Suncor’s business model, which includes exploration, production, and retail, is a natural hedge against U.S. tariffs. “If we were in a world of tariffs, I like our position relative to our peer group,” said Kruger. Between 60% and 65% of total production remains in Canada for refining or shipping off the British Columbia coast through the Trans Mountain Pipeline.
Kruger added, “We have a large Canadian refining footprint, and I believe among our peers, we have more capacity to get crude off of either coast.” Government-owned Trans Mountain, Canada’s strategic asset, transports crude oil and refined petroleum products. The pipeline system can funnel crude to Asia and Europe to avoid the tightrope.
Besides oil sands development, offshore oil production, and petroleum refining, Suncor owns Petro‑Canada. Canada’s Electric Highway, a coast-to-coast network of fast-charging electric vehicle stations, is part of its retail and wholesale distribution networks.
Performance records in 2024
In Q4 2024, net earnings declined nearly 71% to $818 million compared to Q4 2023. Still, Kruger said, “Suncor’s fourth quarter was about finishing an exceptional year strong and building momentum for 2025.” Cash flow provided by operating activities during the quarter rose 18% year-over-year to $5.1 billion.
According to Kruger, Suncor set performance records in upstream production, refining throughput, refined product sales, and asset utilization across the company in Q4 and full-year 2024. For the year, upstream production reached a record 827,600 barrels per day (upgrader utilization of 98%). The 100% refinery utilization resulted in a record refining throughput of 465,000 barrels daily.
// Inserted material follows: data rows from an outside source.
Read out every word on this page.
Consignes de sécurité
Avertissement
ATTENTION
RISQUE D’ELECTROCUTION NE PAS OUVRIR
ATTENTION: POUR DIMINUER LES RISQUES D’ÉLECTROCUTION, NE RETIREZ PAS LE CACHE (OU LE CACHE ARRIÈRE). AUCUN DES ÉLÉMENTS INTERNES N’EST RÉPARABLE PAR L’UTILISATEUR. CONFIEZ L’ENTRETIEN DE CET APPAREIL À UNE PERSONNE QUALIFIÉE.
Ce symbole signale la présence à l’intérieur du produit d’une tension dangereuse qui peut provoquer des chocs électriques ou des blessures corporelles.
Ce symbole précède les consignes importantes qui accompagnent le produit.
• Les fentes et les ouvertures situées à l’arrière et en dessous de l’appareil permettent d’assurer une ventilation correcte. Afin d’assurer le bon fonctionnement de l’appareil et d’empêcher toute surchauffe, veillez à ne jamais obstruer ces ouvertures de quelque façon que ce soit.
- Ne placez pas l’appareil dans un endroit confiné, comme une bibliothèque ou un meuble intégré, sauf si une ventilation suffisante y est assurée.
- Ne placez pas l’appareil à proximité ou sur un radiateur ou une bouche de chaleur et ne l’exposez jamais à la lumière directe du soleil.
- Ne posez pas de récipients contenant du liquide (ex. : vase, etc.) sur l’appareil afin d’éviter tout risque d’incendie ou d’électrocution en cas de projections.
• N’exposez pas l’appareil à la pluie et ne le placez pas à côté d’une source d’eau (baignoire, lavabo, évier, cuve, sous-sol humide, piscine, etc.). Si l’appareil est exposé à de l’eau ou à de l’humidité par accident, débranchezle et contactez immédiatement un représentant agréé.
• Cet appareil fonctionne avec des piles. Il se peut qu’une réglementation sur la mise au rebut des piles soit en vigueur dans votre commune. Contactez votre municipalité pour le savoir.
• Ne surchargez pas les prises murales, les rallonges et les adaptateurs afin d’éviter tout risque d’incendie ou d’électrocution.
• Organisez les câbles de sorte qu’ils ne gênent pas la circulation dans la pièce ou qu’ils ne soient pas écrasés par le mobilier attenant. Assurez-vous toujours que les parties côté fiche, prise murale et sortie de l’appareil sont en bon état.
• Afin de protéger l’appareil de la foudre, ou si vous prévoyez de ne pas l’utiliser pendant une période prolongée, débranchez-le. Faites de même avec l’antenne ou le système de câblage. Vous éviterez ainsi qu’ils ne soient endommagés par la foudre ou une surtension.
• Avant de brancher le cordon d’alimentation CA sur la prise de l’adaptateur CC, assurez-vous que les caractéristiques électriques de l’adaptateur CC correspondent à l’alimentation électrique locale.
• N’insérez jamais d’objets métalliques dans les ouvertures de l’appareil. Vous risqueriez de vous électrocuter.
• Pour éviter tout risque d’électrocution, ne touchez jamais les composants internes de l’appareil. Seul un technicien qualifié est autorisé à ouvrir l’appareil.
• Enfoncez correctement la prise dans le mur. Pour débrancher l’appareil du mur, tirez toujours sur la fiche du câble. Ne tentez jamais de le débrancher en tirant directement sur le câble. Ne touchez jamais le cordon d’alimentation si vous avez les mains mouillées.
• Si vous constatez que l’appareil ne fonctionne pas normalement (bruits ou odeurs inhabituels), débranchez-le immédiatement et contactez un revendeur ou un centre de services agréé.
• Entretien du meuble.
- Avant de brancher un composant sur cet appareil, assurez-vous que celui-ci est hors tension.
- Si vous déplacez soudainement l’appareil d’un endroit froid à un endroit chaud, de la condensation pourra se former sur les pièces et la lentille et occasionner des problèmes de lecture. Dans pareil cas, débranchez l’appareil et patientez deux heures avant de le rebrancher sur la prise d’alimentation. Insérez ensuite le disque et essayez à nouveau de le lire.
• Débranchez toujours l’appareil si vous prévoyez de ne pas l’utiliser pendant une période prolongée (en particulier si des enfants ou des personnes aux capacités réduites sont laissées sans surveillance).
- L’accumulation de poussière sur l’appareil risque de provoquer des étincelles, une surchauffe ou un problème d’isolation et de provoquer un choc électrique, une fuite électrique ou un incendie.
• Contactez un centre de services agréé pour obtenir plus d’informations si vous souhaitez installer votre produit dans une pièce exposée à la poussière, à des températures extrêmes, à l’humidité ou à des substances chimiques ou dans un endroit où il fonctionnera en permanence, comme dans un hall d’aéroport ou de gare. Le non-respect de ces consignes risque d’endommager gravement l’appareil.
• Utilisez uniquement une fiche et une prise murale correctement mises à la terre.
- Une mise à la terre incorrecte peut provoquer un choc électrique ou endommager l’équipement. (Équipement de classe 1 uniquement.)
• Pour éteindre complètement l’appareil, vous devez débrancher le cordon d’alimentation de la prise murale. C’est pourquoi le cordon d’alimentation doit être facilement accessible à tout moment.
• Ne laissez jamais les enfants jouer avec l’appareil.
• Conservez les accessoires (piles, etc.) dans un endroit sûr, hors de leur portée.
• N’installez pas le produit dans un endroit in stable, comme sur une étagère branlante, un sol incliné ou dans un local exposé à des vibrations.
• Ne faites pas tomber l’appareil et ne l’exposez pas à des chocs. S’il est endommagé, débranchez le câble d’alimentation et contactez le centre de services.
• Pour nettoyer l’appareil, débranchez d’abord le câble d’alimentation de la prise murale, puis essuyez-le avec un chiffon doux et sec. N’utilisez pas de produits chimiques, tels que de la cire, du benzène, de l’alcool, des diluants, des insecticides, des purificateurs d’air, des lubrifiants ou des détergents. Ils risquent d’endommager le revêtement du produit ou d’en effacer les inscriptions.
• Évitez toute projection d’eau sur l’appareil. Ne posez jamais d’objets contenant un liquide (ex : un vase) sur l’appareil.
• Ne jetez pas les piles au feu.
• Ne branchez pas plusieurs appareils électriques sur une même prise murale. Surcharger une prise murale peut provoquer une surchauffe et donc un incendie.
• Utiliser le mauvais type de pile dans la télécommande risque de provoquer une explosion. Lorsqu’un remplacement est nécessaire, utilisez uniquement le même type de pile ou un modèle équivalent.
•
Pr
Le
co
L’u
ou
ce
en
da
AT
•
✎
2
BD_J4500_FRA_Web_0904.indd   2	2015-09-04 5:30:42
The refined product sales of 613,300 barrels per day in the fourth quarter erased the previous record set in the third quarter. Suncor reduced net debt by 14% to $6.9 billion versus Q3 2024. Also, the Board approved a 5% quarterly dividend increase. Notably, Suncor has moved to return 100% of excess funds to shareholders via share repurchases after hitting the $8 billion net debt target.
Free funds flow target
Suncor Energy offers an attractive and relatively safe quarterly dividend (46.7% payout ratio) to TFSA investors. Kruger notes Suncor’s significant progress towards achieving its normalized free funds flow target of $3.3 billion in 2026.